The Basics Of Auto Leasing

If a low monthly car payment is your goal you will come across auto leasing offers. The payments are usually lower than auto financing rates because you generally do not pay off the entire purchase price.

When you lease a car you are renting it for the agreed period of time from the leasing company. They will purchase the car of your choice and then lease it back to you.

It is possible to calculate very attractive sounding monthly payments that can be adjusted up or down in many different ways. Generally, you will have to pay a big chunk up front. Then, the car’s residual (remaining) value at the end of the lease period is estimated. Since this value depends largely on the mileage, you will be limited to a certain amount of miles either per year or overall. Once you exceed this limit you will be charged either per mile or per 100 or 1000 miles.

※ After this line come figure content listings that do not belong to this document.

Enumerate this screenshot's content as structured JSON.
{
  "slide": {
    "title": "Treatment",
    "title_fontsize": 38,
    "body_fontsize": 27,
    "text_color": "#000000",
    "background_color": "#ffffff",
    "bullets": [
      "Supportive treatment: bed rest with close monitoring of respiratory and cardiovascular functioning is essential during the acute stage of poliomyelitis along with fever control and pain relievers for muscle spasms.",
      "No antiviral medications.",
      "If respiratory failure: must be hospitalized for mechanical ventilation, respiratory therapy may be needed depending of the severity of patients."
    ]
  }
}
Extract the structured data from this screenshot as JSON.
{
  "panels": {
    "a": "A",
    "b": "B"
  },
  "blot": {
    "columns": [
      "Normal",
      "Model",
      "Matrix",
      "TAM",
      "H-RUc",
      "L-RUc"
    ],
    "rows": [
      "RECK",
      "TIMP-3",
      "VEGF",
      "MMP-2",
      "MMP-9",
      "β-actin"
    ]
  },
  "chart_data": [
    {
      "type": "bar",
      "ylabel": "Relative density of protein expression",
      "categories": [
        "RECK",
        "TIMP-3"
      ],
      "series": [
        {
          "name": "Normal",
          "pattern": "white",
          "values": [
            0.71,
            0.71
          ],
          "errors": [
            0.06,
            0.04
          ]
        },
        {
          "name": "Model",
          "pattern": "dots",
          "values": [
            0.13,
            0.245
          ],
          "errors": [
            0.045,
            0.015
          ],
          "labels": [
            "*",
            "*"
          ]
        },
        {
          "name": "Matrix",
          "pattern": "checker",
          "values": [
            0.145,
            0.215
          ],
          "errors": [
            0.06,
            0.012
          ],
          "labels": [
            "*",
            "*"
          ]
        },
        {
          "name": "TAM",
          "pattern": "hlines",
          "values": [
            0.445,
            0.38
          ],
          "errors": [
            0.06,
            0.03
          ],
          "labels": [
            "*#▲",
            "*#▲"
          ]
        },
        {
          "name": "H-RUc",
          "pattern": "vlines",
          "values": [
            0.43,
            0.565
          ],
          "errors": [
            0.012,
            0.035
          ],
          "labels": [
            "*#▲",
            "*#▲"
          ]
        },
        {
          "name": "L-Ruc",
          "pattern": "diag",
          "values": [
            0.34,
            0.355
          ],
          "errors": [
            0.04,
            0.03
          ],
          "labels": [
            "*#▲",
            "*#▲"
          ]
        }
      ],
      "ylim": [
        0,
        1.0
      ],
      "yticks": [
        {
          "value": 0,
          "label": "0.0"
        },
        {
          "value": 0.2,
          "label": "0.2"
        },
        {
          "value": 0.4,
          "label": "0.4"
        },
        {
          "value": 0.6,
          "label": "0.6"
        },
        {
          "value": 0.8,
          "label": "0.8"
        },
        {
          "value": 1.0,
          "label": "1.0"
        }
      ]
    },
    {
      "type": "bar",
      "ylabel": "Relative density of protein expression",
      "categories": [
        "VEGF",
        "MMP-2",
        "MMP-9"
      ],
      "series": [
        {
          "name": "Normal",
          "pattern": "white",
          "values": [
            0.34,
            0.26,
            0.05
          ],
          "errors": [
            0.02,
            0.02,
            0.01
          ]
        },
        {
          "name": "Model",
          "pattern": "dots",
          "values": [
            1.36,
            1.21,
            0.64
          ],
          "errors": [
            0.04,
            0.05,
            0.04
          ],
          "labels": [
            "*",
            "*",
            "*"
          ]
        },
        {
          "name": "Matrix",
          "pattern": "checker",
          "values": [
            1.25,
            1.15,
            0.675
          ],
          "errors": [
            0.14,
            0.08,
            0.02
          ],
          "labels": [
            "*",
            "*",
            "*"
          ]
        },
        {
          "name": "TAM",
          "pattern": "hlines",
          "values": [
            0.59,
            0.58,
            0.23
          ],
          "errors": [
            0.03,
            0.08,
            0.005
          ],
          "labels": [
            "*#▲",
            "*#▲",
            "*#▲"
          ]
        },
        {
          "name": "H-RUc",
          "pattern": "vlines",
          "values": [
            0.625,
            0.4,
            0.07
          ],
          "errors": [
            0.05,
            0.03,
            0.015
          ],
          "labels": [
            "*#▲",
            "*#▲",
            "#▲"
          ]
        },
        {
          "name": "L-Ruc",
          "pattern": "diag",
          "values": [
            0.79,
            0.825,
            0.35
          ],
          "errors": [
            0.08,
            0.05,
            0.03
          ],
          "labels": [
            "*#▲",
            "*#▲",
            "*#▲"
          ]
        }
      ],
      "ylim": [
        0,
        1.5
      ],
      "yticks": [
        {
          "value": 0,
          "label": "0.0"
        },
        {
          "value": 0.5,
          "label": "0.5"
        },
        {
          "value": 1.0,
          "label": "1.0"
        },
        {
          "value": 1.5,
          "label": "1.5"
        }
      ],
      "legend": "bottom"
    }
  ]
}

If you are a commuter in one of the large metro areas chances are that the advertised mileage of 10 or 15k per year is not enough! If you know this beforehand you might want to consider negotiating a higher yearly or total mileage allowance.

The difference between purchase price, minus down payment and residual value is the portion that you will be paying off during the lease term. Together with a calculated “leasing fee” which includes interest and profit margin for the leasing company.

You should also be aware that the condition of our car will be assessed at the end of the lease. If there are any damages or excessive wear and tear you will most probably be charged for the repairs.

Make sure you will be disclosed what the residual value for your car will be, and if you have the option to purchase your car for this value at the end of the lease term. A fair leasing company will give you this option.